History of the Peloponnesian War
Thucydides
Thucydides, Vol. 1-4. Smith, Charles Foster, translator. London and Cambridge, MA: Heinemann and Harvard University Press, 1919-1923.
These merchant-ships he placed at intervals of about two hundred feet from one another, in order that any ships which should be hard pressed might find safe refuge inside and again sail out at leisure.
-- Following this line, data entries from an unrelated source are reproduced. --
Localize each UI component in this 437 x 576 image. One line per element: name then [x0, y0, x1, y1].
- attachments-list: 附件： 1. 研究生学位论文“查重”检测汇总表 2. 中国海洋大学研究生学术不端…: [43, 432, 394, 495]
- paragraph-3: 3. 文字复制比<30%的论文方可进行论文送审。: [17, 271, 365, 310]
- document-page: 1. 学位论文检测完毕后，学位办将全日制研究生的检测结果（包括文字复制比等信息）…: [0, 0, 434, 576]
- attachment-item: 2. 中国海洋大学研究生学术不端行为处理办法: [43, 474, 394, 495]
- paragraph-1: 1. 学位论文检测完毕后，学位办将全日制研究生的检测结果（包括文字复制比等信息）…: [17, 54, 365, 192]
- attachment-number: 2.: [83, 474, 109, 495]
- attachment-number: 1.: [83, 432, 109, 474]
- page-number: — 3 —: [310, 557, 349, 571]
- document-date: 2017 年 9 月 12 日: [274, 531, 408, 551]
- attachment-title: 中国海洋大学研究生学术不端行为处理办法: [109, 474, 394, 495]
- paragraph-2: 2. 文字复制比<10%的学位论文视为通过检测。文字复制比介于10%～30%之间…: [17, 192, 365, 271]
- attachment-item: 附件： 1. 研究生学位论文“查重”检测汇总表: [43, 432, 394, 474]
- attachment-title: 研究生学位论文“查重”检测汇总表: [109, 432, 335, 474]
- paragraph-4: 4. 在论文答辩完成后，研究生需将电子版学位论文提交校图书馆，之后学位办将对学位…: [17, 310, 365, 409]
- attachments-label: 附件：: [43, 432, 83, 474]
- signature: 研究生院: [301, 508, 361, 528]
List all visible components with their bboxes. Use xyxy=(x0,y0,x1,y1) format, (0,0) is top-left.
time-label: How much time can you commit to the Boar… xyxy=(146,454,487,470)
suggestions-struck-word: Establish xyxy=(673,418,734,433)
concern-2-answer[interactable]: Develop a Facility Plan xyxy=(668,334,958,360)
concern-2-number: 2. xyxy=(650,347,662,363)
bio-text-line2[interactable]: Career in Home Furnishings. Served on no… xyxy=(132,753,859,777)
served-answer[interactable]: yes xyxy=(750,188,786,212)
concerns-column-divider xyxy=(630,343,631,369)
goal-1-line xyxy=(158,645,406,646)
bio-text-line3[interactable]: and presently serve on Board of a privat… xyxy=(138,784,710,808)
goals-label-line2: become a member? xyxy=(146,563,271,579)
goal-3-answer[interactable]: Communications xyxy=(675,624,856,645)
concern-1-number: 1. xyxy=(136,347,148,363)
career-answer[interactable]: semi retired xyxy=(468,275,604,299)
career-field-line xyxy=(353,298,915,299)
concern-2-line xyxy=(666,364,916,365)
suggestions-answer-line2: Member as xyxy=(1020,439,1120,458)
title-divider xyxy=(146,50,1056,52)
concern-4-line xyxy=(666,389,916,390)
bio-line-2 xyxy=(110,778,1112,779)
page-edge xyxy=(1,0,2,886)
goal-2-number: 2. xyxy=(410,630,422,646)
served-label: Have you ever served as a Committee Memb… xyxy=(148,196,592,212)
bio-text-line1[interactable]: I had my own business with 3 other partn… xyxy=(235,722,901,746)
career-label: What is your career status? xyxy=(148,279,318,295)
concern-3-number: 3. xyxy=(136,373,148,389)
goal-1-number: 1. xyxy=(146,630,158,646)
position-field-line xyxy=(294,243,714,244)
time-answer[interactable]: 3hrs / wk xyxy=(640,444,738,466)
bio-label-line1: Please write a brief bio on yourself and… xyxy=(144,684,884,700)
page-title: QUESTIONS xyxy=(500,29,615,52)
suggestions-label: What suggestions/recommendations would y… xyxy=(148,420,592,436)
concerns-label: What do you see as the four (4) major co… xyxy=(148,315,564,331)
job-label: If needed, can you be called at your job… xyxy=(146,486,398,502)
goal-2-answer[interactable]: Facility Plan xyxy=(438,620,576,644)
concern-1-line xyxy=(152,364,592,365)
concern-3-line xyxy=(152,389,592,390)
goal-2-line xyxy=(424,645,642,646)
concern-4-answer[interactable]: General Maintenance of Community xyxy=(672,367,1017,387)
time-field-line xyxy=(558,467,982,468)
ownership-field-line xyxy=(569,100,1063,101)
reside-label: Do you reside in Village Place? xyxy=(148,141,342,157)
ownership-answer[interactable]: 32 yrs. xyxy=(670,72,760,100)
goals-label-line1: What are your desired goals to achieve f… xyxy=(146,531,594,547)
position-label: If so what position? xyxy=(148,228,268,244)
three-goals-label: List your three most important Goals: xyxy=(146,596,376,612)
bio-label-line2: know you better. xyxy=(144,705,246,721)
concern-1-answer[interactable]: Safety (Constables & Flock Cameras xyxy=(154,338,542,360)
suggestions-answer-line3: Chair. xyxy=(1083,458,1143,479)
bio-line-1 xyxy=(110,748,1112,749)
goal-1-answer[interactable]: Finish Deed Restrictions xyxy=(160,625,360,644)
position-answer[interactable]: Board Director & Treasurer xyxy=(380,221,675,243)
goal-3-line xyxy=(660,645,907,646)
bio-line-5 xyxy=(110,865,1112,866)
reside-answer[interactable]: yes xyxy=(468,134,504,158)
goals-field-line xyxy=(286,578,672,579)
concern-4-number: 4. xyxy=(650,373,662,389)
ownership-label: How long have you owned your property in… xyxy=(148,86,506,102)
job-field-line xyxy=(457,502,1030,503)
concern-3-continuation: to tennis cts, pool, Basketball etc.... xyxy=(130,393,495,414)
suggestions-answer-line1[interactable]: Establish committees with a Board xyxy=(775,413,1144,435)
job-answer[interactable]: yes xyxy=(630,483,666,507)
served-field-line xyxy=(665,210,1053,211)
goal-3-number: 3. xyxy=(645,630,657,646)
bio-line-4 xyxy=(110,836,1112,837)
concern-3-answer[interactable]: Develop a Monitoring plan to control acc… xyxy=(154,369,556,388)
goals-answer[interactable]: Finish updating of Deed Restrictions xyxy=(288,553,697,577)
In these preparations the Athenians spent the whole day until nightfall.
On the day following the Syracusans came into conflict with the Athenians at an earlier hour, but using the same offensive as before both by land and by sea.
The two fleets faced one another in the same fashion and again spent a great part of the day in skirmishing, until at last Ariston son of Pyrrhichus, a Corinthian, the best pilot of the Syracusan fleet, persuaded the commanders of the Syracusan naval forces to send word to the officers in control in the city and request them to move down to the shore as quickly as possible the market in which goods are offered for sale, forcing all the hucksters to bring there whatever food supplies they had and sell them, in order that the crews might land and at once take dinner close to the ships, and then after a short interval on the same day make a second attack on the Athenians when they were not expecting it.
The Syracusan commanders accordingly, being won over to this plan, sent a messenger, and the market was prepared. Then the Syracusans, suddenly rowing astern, sailed back to the city, where they disembarked and at once made their dinner on the spot.